Hand-editable serialization: JSON, Fortran's namelist, etc

I don’t know the issue well enough to be able to come up with an apt title to this thread.

My question is, what are the common, hand-editable data formats to initialize variables?

Suppose you want to supply various parameters and values to your Julia program from a hand-editable text file. What format would you use?

When I was using Fortran, the namelist was the obvious and most convenient format, because you can specify the names of the variables and their values in the text file. Instead of showing the exact format of Fortran’s namelist, I show a pseudo code:

# namelistfile.txt
arr = 1,3,5,9
s = "hellow world"
c = 3.0 + 2im
# pseudo Fortran code
integer:: a[4]
string:: s
complex:: c
namelist/myparameters/ arr, s, c
filehandle = open("namelistfile.txt")
read(filehandle, namelist=myparameters) # -> arr, s, and c are initialized

What do julia programmers use in such a case as this? You don’t want to invent an ad-hoc data format and write an ad-hoc parser. Perhaps you use JSON?

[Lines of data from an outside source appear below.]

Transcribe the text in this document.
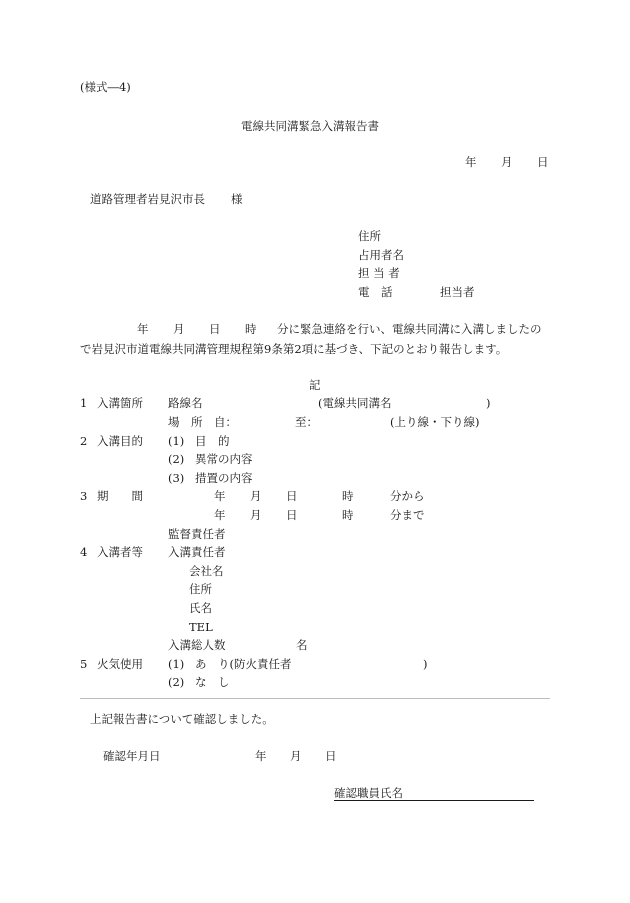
(様式―4)
電線共同溝緊急入溝報告書
年 月 日
道路管理者岩見沢市長 様
住所
占用者名
担 当 者
電　話	担当者
年 月 日 時 分に緊急連絡を行い、電線共同溝に入溝しましたの
で岩見沢市道電線共同溝管理規程第9条第2項に基づき、下記のとおり報告します。
記
1 入溝箇所 路線名	(電線共同溝名	)
場　所　自：	至：	(上り線・下り線)
2 入溝目的 (1) 目　的
(2) 異常の内容
(3) 措置の内容
3 期　　間	年 月 日	時	分から
年 月 日	時	分まで
監督責任者
4 入溝者等 入溝責任者
会社名
住所
氏名
TEL
入溝総人数	名
5 火気使用 (1) あ　り(防火責任者	)
(2) な　し
上記報告書について確認しました。
確認年月日	年 月 日
確認職員氏名
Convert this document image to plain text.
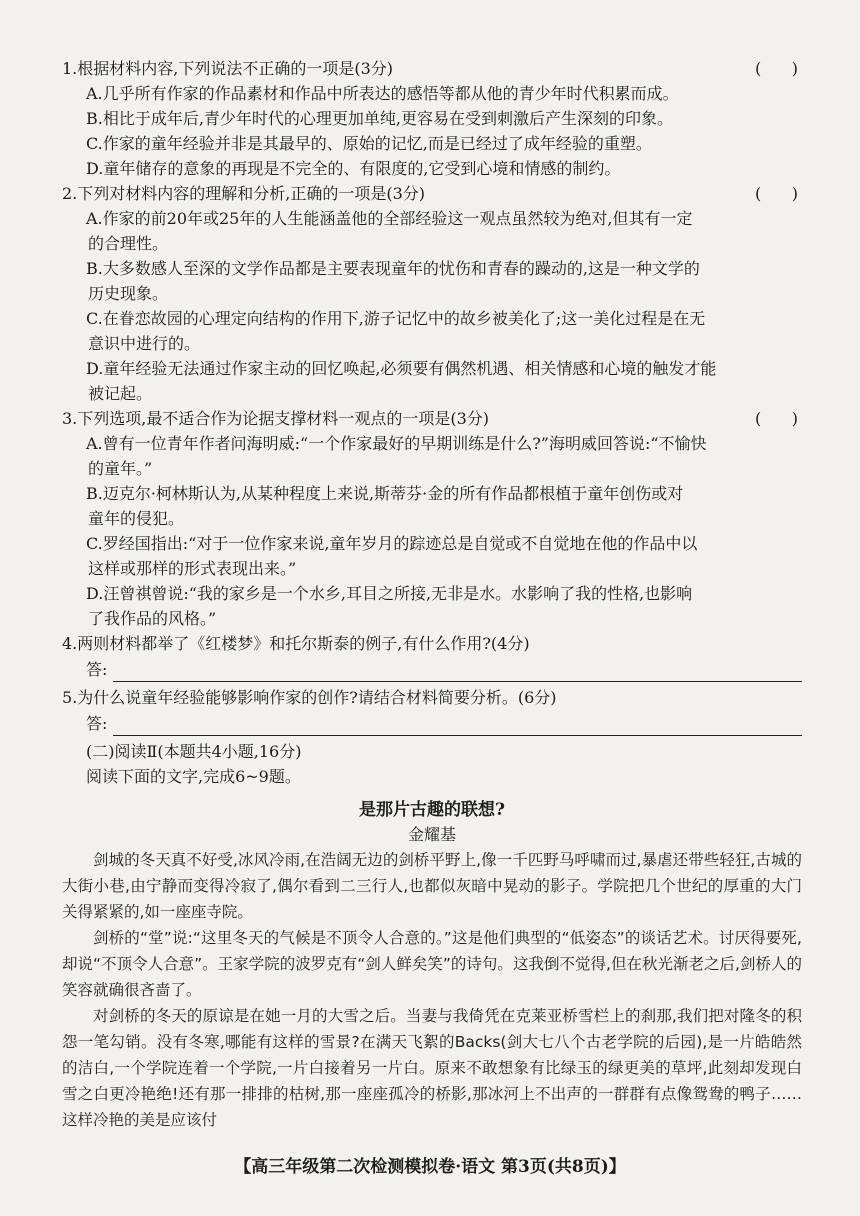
1.根据材料内容,下列说法不正确的一项是(3分)	(      )
A.几乎所有作家的作品素材和作品中所表达的感悟等都从他的青少年时代积累而成。
B.相比于成年后,青少年时代的心理更加单纯,更容易在受到刺激后产生深刻的印象。
C.作家的童年经验并非是其最早的、原始的记忆,而是已经过了成年经验的重塑。
D.童年储存的意象的再现是不完全的、有限度的,它受到心境和情感的制约。
2.下列对材料内容的理解和分析,正确的一项是(3分)	(      )
A.作家的前20年或25年的人生能涵盖他的全部经验这一观点虽然较为绝对,但其有一定
的合理性。
B.大多数感人至深的文学作品都是主要表现童年的忧伤和青春的躁动的,这是一种文学的
历史现象。
C.在眷恋故园的心理定向结构的作用下,游子记忆中的故乡被美化了;这一美化过程是在无
意识中进行的。
D.童年经验无法通过作家主动的回忆唤起,必须要有偶然机遇、相关情感和心境的触发才能
被记起。
3.下列选项,最不适合作为论据支撑材料一观点的一项是(3分)	(      )
A.曾有一位青年作者问海明威:“一个作家最好的早期训练是什么?”海明威回答说:“不愉快
的童年。”
B.迈克尔·柯林斯认为,从某种程度上来说,斯蒂芬·金的所有作品都根植于童年创伤或对
童年的侵犯。
C.罗经国指出:“对于一位作家来说,童年岁月的踪迹总是自觉或不自觉地在他的作品中以
这样或那样的形式表现出来。”
D.汪曾祺曾说:“我的家乡是一个水乡,耳目之所接,无非是水。水影响了我的性格,也影响
了我作品的风格。”
4.两则材料都举了《红楼梦》和托尔斯泰的例子,有什么作用?(4分)
答:
5.为什么说童年经验能够影响作家的创作?请结合材料简要分析。(6分)
答:
(二)阅读Ⅱ(本题共4小题,16分)
阅读下面的文字,完成6~9题。
是那片古趣的联想?
金耀基
剑城的冬天真不好受,冰风冷雨,在浩阔无边的剑桥平野上,像一千匹野马呼啸而过,暴虐还带些轻狂,古城的大街小巷,由宁静而变得冷寂了,偶尔看到二三行人,也都似灰暗中晃动的影子。学院把几个世纪的厚重的大门关得紧紧的,如一座座寺院。
剑桥的“堂”说:“这里冬天的气候是不顶令人合意的。”这是他们典型的“低姿态”的谈话艺术。讨厌得要死,却说“不顶令人合意”。王家学院的波罗克有“剑人鲜矣笑”的诗句。这我倒不觉得,但在秋光渐老之后,剑桥人的笑容就确很吝啬了。
对剑桥的冬天的原谅是在她一月的大雪之后。当妻与我倚凭在克莱亚桥雪栏上的刹那,我们把对隆冬的积怨一笔勾销。没有冬寒,哪能有这样的雪景?在满天飞絮的Backs(剑大七八个古老学院的后园),是一片皓皓然的洁白,一个学院连着一个学院,一片白接着另一片白。原来不敢想象有比绿玉的绿更美的草坪,此刻却发现白雪之白更冷艳绝!还有那一排排的枯树,那一座座孤冷的桥影,那冰河上不出声的一群群有点像鸳鸯的鸭子……这样冷艳的美是应该付
【高三年级第二次检测模拟卷·语文 第3页(共8页)】
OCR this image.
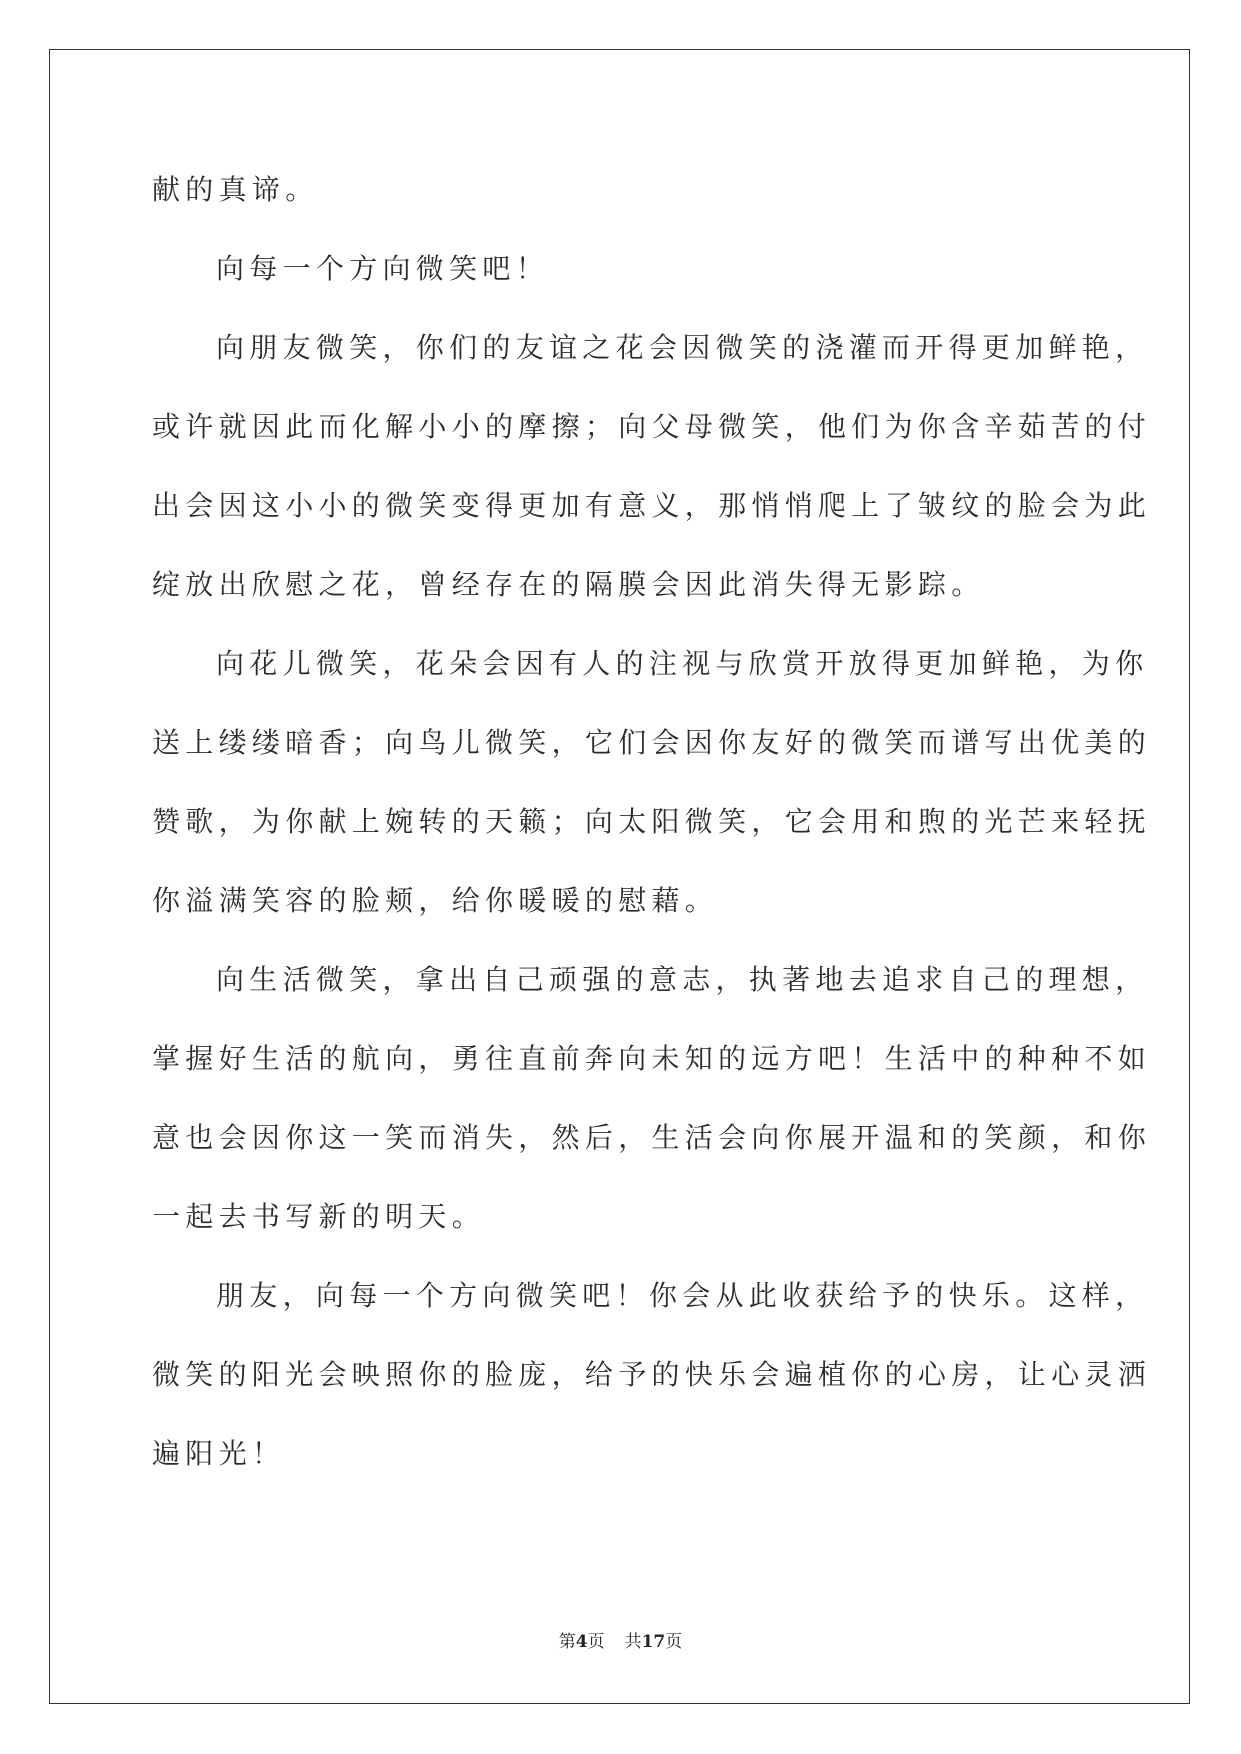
献的真谛。
向每一个方向微笑吧！
向朋友微笑，你们的友谊之花会因微笑的浇灌而开得更加鲜艳，
或许就因此而化解小小的摩擦；向父母微笑，他们为你含辛茹苦的付
出会因这小小的微笑变得更加有意义，那悄悄爬上了皱纹的脸会为此
绽放出欣慰之花，曾经存在的隔膜会因此消失得无影踪。
向花儿微笑，花朵会因有人的注视与欣赏开放得更加鲜艳，为你
送上缕缕暗香；向鸟儿微笑，它们会因你友好的微笑而谱写出优美的
赞歌，为你献上婉转的天籁；向太阳微笑，它会用和煦的光芒来轻抚
你溢满笑容的脸颊，给你暖暖的慰藉。
向生活微笑，拿出自己顽强的意志，执著地去追求自己的理想，
掌握好生活的航向，勇往直前奔向未知的远方吧！生活中的种种不如
意也会因你这一笑而消失，然后，生活会向你展开温和的笑颜，和你
一起去书写新的明天。
朋友，向每一个方向微笑吧！你会从此收获给予的快乐。这样，
微笑的阳光会映照你的脸庞，给予的快乐会遍植你的心房，让心灵洒
遍阳光！
第4页 共17页
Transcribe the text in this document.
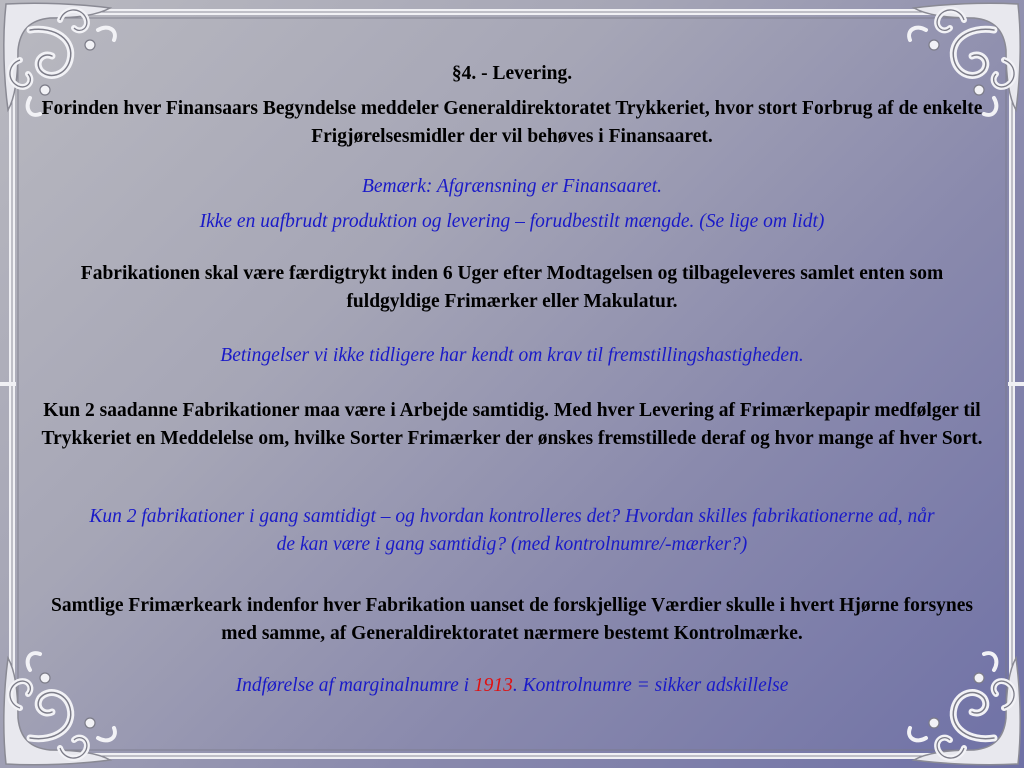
§4. - Levering.

Forinden hver Finansaars Begyndelse meddeler Generaldirektoratet Trykkeriet, hvor stort Forbrug af de enkelte Frigjørelsesmidler der vil behøves i Finansaaret.

Bemærk: Afgrænsning er Finansaaret.

Ikke en uafbrudt produktion og levering – forudbestilt mængde. (Se lige om lidt)

Fabrikationen skal være færdigtrykt inden 6 Uger efter Modtagelsen og tilbageleveres samlet enten som fuldgyldige Frimærker eller Makulatur.

Betingelser vi ikke tidligere har kendt om krav til fremstillingshastigheden.

Kun 2 saadanne Fabrikationer maa være i Arbejde samtidig. Med hver Levering af Frimærkepapir medfølger til Trykkeriet en Meddelelse om, hvilke Sorter Frimærker der ønskes fremstillede deraf og hvor mange af hver Sort.

Kun 2 fabrikationer i gang samtidigt – og hvordan kontrolleres det? Hvordan skilles fabrikationerne ad, når de kan være i gang samtidig? (med kontrolnumre/-mærker?)

Samtlige Frimærkeark indenfor hver Fabrikation uanset de forskjellige Værdier skulle i hvert Hjørne forsynes med samme, af Generaldirektoratet nærmere bestemt Kontrolmærke.

Indførelse af marginalnumre i 1913. Kontrolnumre = sikker adskillelse
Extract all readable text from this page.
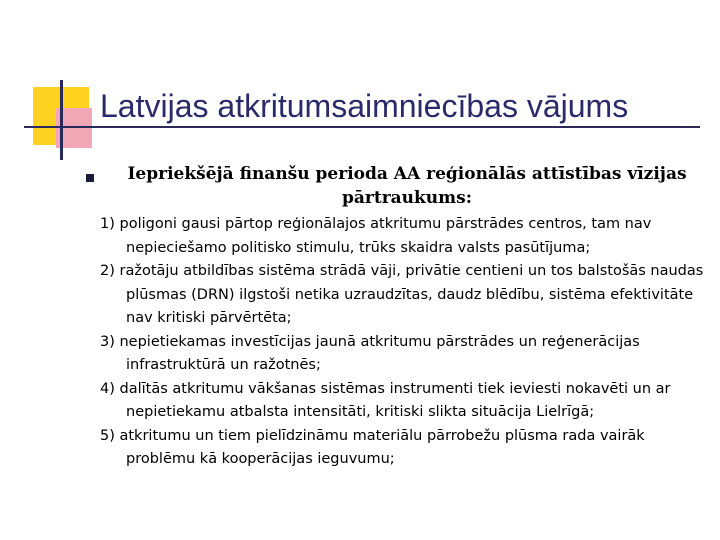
Latvijas atkritumsaimniecības vājums
Iepriekšējā finanšu perioda AA reģionālās attīstības vīzijas pārtraukums:

1) poligoni gausi pārtop reģionālajos atkritumu pārstrādes centros, tam nav nepieciešamo politisko stimulu, trūks skaidra valsts pasūtījuma;

2) ražotāju atbildības sistēma strādā vāji, privātie centieni un tos balstošās naudas plūsmas (DRN) ilgstoši netika uzraudzītas, daudz blēdību, sistēma efektivitāte nav kritiski pārvērtēta;

3) nepietiekamas investīcijas jaunā atkritumu pārstrādes un reģenerācijas infrastruktūrā un ražotnēs;

4) dalītās atkritumu vākšanas sistēmas instrumenti tiek ieviesti nokavēti un ar nepietiekamu atbalsta intensitāti, kritiski slikta situācija Lielrīgā;

5) atkritumu un tiem pielīdzināmu materiālu pārrobežu plūsma rada vairāk problēmu kā kooperācijas ieguvumu;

In my particular applications, I need to be able to express repetition:

a = 1, 2, 5*3, 4

instead of

a = 1,2,3,3,3,3,3,4

If there is no such a convenient format, I would perhaps just write a julia module that contains the constants and use it as if it were a datafile and load it via:

include(ARGS[1])
using .Parameters

A downside of this approach (shared by Fortran’s namelist) is that it’s very hard to use the datafile from other languages. If that’s important enough, perhaps I should use some common format like JSON. . . .

I usually prefer to just use Julia source as the serialization format, if Julia is going the be the only consumer.

Note (perhaps this is tidier than the more obvious approach of includeing an entire script or module), it’s possible to include a Julia expression:

expr.jl:

vcat(1, 2, [3 for i ∈ 1:5], 4)

main.jl:

const a = (include("expr.jl"))

Small note: I think the using .Parameters is redundant, although it might be necessary in other cases (for example if the module hierarchy is more complex so you have to do something like using ..Parameters).

I know writing a parser could sound intimidating at first, specially coming from languages like Fortran or C++, but it is actually very easy to do in Julia.

I’m right now working on some parsing, and I found out that, for simple cases, all you need are a few string functions (like split), maybe store stuff in a Dict with variable names and values, and eventually just run eval.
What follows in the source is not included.